What I figured out, in traditional CDN setup where data is cached on different edge locations, there exists some drawbacks:
1. If there is a single origin server then it lacks in data reliability and redundancy. If for some reason any CDN node is unreachable to origin then there will be no cache of data available for that region which results in 404 or 403 error, based on the type of server setup you have made.
2. If a user makes a first attempt to the resource and its not cached on its edge location, then a request will be made to the origin server which also makes a little delay in fetching data from different location.
3. If for some reason, a country link to the CDN is down then there will be no way to make an uplink to origin server even you can still have access to it. We faced this issue with DigitalOcean Spaces CDN recently, when our country link to CDN was unreachable but a link was not made to its origin server even we can access it directly. At last, I have to manually make a link to origin server with CNAME later.
To overcome these obstacles, an alternate solution was proposed based on Scalable Distributed File System (DFS) with Geo-Replication. In this proposed solution, we can also overcome data loss problem and have better data reliability and redundancy. In this architecture, each file is distributed among different nodes in cluster which can be located in different regions. This replication of data is done automatically. If for some reason any node becomes unavailable then data will still be accessible from another node, even if origin server is unavailable but recent data can still be accessible from edge locations. Another benefit is, we can easily extend the number of edge locations to cover additional countries.
Initially what I did, I first figured out where majority of our users are residing. For this, Google Analytics has helped me and I picked top 3 locations, US, UK and India. Next I setup 2 primary servers in US which were setup as DFS with 2 replicas. Then 2 additional servers were setup in UK and India which were mirror sites and they get auto-replicated from our DFS system in US. I have made this entire setup using GlusterFS. Here is the rough sketch of my final setup: (Excuse my lame sketch as I am not a big fan of using network diagram tools :))

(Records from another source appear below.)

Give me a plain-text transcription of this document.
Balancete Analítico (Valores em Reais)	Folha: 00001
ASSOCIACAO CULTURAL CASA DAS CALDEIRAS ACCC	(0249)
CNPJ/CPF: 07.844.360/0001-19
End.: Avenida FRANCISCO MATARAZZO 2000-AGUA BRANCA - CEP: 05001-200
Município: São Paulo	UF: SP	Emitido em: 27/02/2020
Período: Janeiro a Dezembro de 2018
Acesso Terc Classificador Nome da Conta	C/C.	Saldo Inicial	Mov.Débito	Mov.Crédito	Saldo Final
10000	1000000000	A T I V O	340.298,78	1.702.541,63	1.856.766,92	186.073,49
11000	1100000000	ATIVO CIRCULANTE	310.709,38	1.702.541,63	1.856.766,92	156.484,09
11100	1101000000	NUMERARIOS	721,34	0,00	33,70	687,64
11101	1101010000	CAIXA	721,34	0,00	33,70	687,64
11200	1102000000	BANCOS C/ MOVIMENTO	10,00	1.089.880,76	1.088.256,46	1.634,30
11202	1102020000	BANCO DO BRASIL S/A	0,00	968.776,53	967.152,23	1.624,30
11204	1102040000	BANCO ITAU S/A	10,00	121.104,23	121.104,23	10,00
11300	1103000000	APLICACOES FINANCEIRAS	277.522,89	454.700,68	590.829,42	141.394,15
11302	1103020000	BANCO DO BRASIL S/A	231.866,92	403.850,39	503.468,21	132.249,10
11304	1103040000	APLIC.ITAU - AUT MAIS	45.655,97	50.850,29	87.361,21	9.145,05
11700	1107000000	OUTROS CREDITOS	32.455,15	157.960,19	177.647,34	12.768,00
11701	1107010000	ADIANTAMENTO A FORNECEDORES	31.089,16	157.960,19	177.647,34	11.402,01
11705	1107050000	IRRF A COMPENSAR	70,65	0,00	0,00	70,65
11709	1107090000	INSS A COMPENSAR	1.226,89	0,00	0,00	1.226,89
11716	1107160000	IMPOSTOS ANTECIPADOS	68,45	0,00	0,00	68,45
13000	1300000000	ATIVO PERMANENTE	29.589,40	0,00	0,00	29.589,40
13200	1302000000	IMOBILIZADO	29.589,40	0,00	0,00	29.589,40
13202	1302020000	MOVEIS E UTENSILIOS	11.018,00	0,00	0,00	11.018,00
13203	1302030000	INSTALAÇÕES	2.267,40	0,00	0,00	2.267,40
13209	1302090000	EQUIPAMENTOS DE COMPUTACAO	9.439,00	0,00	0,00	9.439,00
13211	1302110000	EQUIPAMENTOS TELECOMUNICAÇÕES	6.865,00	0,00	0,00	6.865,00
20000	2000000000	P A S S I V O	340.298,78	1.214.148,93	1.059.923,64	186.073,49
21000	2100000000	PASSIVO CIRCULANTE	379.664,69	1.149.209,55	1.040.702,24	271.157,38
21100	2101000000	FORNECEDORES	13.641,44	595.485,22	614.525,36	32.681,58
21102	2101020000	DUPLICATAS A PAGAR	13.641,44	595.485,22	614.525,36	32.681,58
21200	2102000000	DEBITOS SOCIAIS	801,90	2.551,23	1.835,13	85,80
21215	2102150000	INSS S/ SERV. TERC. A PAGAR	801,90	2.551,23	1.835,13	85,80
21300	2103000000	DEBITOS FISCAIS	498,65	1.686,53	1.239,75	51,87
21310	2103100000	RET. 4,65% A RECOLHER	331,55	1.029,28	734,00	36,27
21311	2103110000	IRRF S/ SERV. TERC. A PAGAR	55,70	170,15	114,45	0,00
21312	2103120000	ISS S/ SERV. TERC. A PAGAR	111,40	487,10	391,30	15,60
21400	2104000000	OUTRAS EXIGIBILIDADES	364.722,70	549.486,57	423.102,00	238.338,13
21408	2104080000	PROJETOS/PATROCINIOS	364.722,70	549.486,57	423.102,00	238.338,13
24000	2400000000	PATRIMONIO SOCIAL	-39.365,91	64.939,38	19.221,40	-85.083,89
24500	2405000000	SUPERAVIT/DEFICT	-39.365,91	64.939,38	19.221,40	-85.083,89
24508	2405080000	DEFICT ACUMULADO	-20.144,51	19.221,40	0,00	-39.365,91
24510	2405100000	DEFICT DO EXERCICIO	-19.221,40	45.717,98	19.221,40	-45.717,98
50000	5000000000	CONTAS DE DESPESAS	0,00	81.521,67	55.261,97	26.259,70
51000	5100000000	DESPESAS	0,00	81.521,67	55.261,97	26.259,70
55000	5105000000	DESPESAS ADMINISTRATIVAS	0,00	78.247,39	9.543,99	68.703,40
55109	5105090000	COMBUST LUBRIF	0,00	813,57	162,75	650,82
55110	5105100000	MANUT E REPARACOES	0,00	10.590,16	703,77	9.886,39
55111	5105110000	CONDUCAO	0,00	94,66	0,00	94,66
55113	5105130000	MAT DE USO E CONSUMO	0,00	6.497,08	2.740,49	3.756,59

After setting up GlusterFS and all the servers, there was a need of LB (Load Balancer) also so the traffic can be distributed to different servers and can also easily optimise the speed by selecting the nearest server based on user location. To ease this, I have used Cloudflare for LB as well for reverse proxy to protect our servers from DDoS etc. Cloudflare have their edge locations spread across the globe and their datacenters were also available in our country so it was our choice by luck. :)

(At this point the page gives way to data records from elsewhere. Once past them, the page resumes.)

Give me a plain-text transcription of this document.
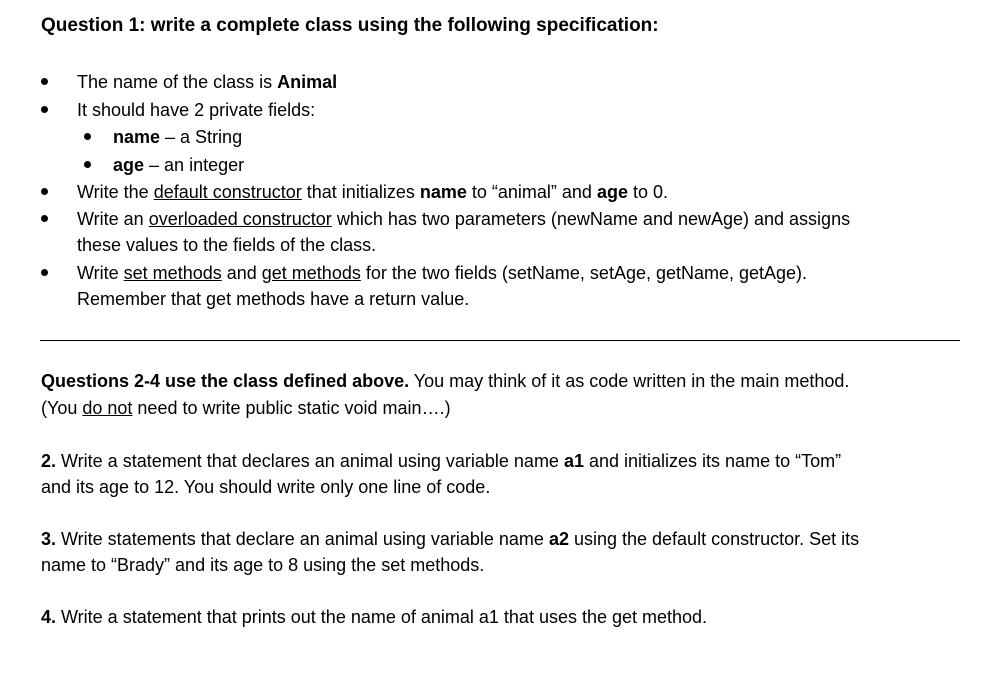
Question 1: write a complete class using the following specification:
The name of the class is Animal
It should have 2 private fields:
name – a String
age – an integer
Write the default constructor that initializes name to “animal” and age to 0.
Write an overloaded constructor which has two parameters (newName and newAge) and assigns
these values to the fields of the class.
Write set methods and get methods for the two fields (setName, setAge, getName, getAge).
Remember that get methods have a return value.
Questions 2-4 use the class defined above. You may think of it as code written in the main method.
(You do not need to write public static void main….)
2. Write a statement that declares an animal using variable name a1 and initializes its name to “Tom”
and its age to 12. You should write only one line of code.
3. Write statements that declare an animal using variable name a2 using the default constructor. Set its
name to “Brady” and its age to 8 using the set methods.
4. Write a statement that prints out the name of animal a1 that uses the get method.
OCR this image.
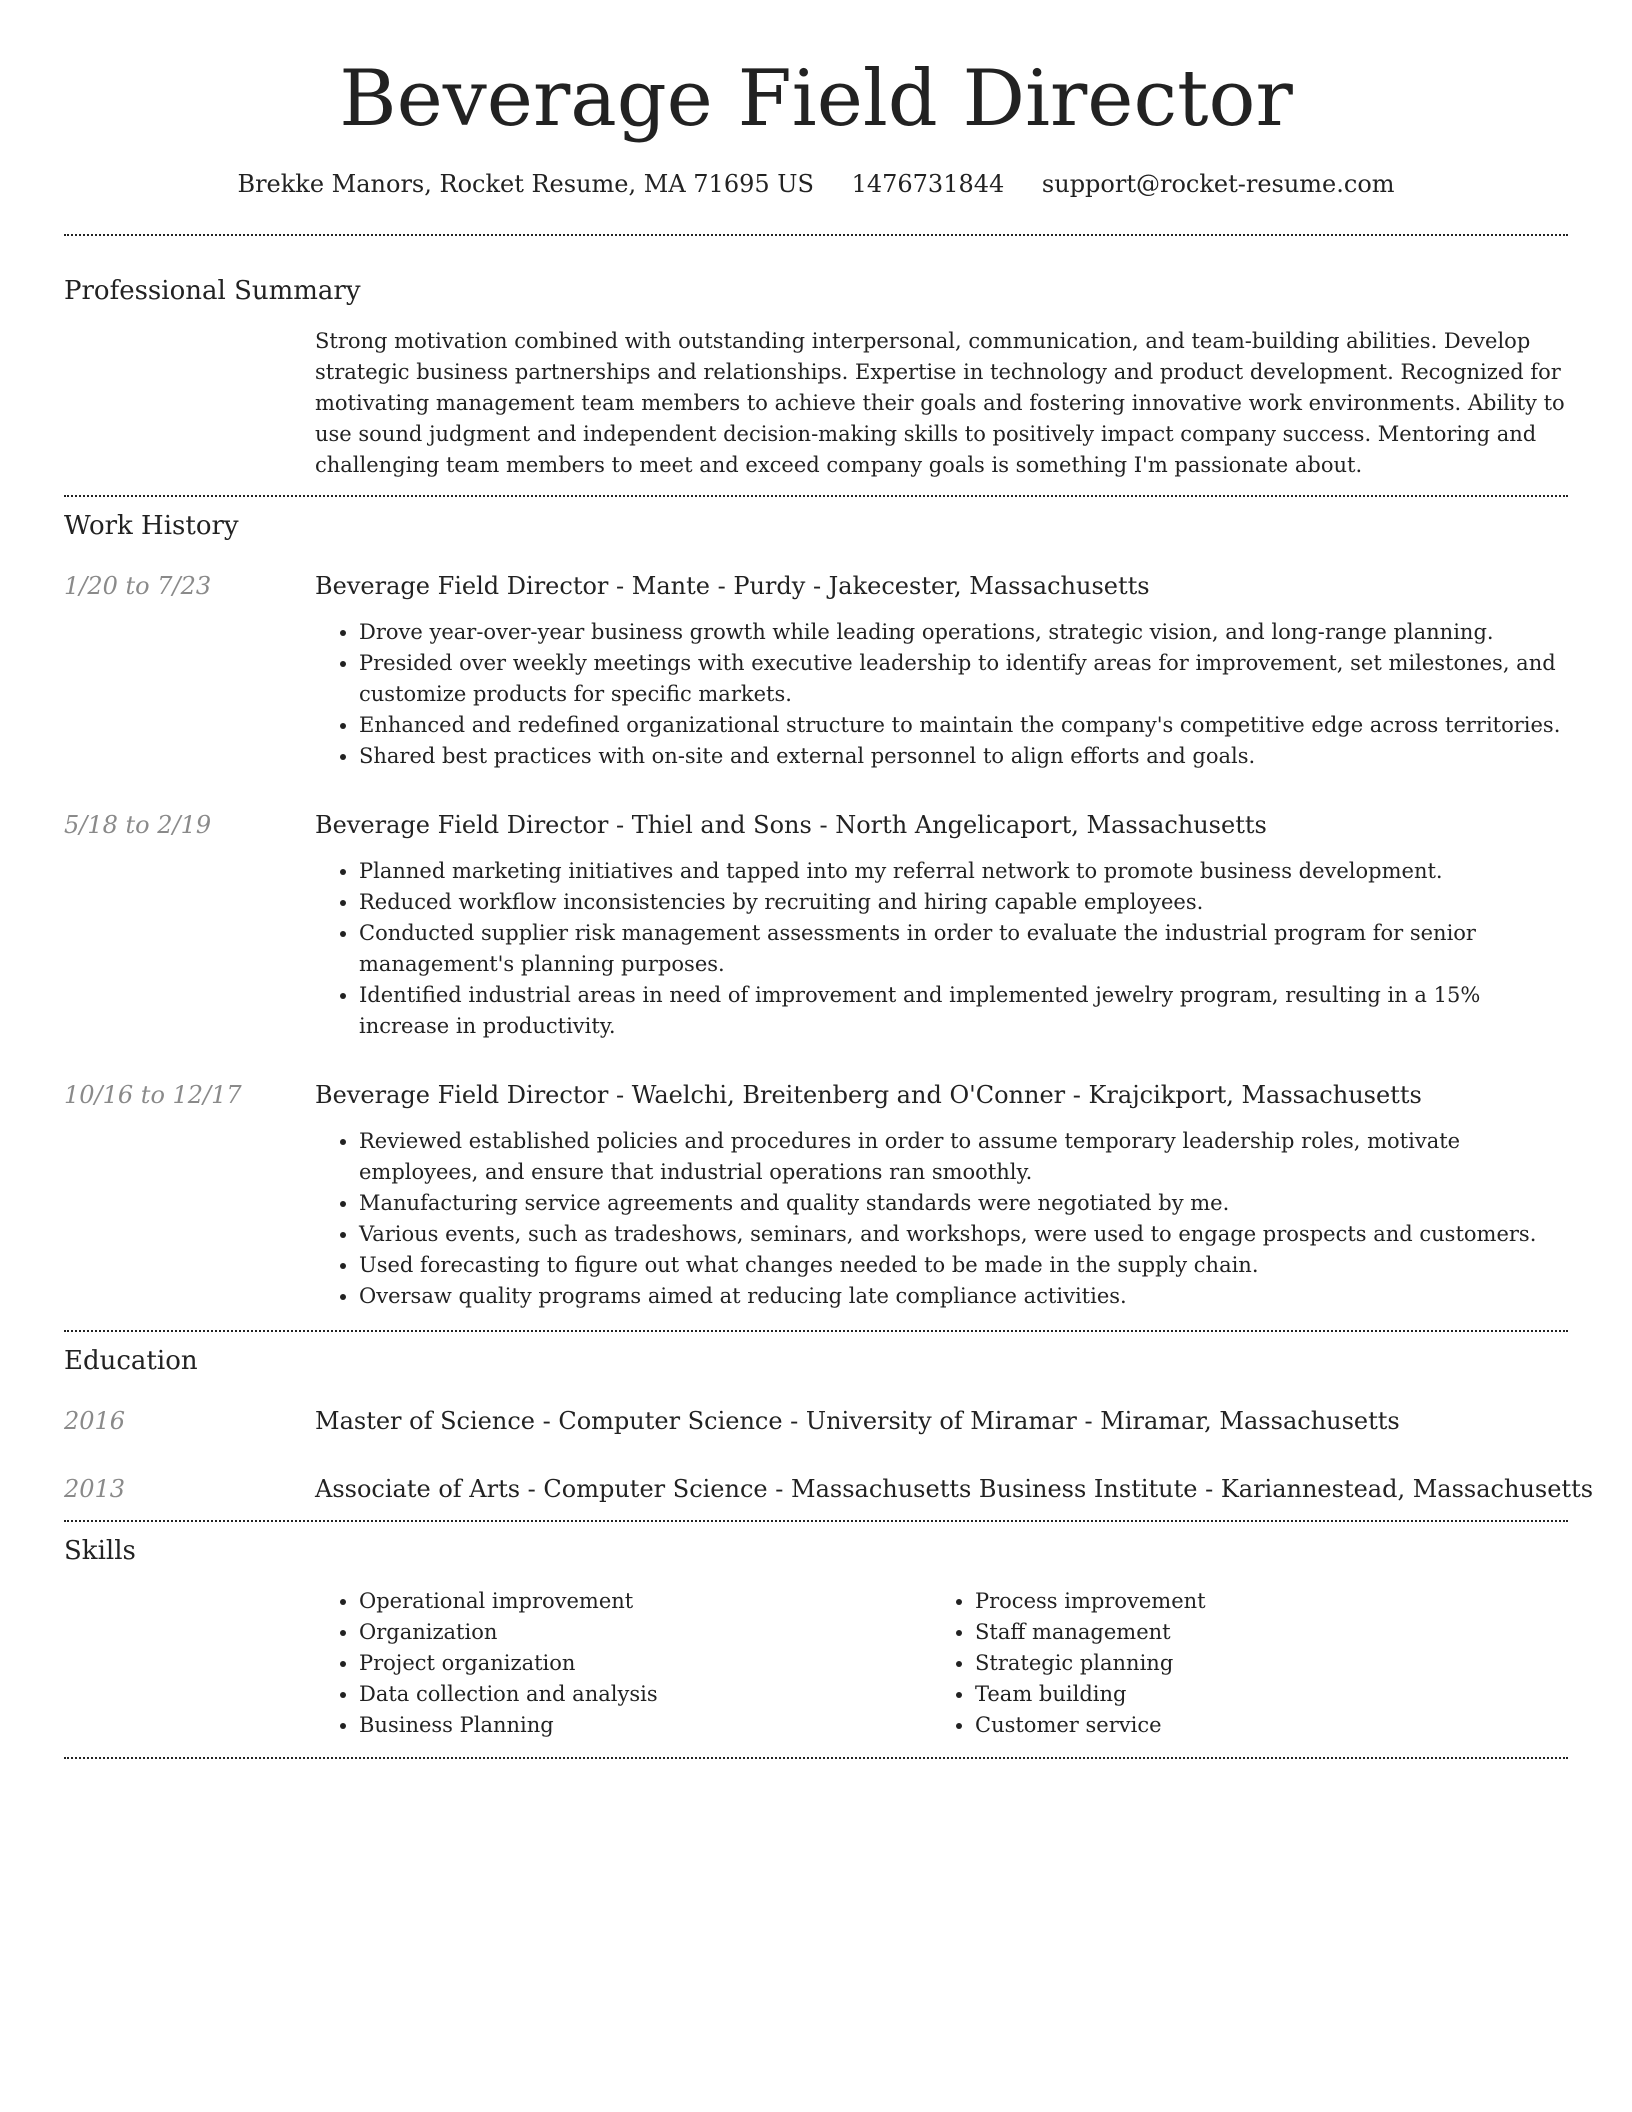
Beverage Field Director
Brekke Manors, Rocket Resume, MA 71695 US 1476731844 support@rocket-resume.com
Professional Summary
Strong motivation combined with outstanding interpersonal, communication, and team-building abilities. Develop strategic business partnerships and relationships. Expertise in technology and product development. Recognized for motivating management team members to achieve their goals and fostering innovative work environments. Ability to use sound judgment and independent decision-making skills to positively impact company success. Mentoring and challenging team members to meet and exceed company goals is something I'm passionate about.
Work History
1/20 to 7/23	Beverage Field Director - Mante - Purdy - Jakecester, Massachusetts
• Drove year-over-year business growth while leading operations, strategic vision, and long-range planning.
• Presided over weekly meetings with executive leadership to identify areas for improvement, set milestones, and customize products for specific markets.
• Enhanced and redefined organizational structure to maintain the company's competitive edge across territories.
• Shared best practices with on-site and external personnel to align efforts and goals.
5/18 to 2/19	Beverage Field Director - Thiel and Sons - North Angelicaport, Massachusetts
• Planned marketing initiatives and tapped into my referral network to promote business development.
• Reduced workflow inconsistencies by recruiting and hiring capable employees.
• Conducted supplier risk management assessments in order to evaluate the industrial program for senior management's planning purposes.
• Identified industrial areas in need of improvement and implemented jewelry program, resulting in a 15% increase in productivity.
10/16 to 12/17	Beverage Field Director - Waelchi, Breitenberg and O'Conner - Krajcikport, Massachusetts
• Reviewed established policies and procedures in order to assume temporary leadership roles, motivate employees, and ensure that industrial operations ran smoothly.
• Manufacturing service agreements and quality standards were negotiated by me.
• Various events, such as tradeshows, seminars, and workshops, were used to engage prospects and customers.
• Used forecasting to figure out what changes needed to be made in the supply chain.
• Oversaw quality programs aimed at reducing late compliance activities.
Education
2016	Master of Science - Computer Science - University of Miramar - Miramar, Massachusetts
2013	Associate of Arts - Computer Science - Massachusetts Business Institute - Kariannestead, Massachusetts
Skills
• Operational improvement
• Organization
• Project organization
• Data collection and analysis
• Business Planning
• Process improvement
• Staff management
• Strategic planning
• Team building
• Customer service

Oh, one more thing. After completing this entire setup, there was also a need to centralize the monitoring of these servers, so I can monitor the resources in used by all the 4 servers and can upgrade them when needed. For this purpose a small server of 2vCPU and 2GB RAM was used with Prometheus and Grafana.
It has been about 1.5 months now and it is a very reliable solution so far with High-Availability, 99.9% uptime and redundancy.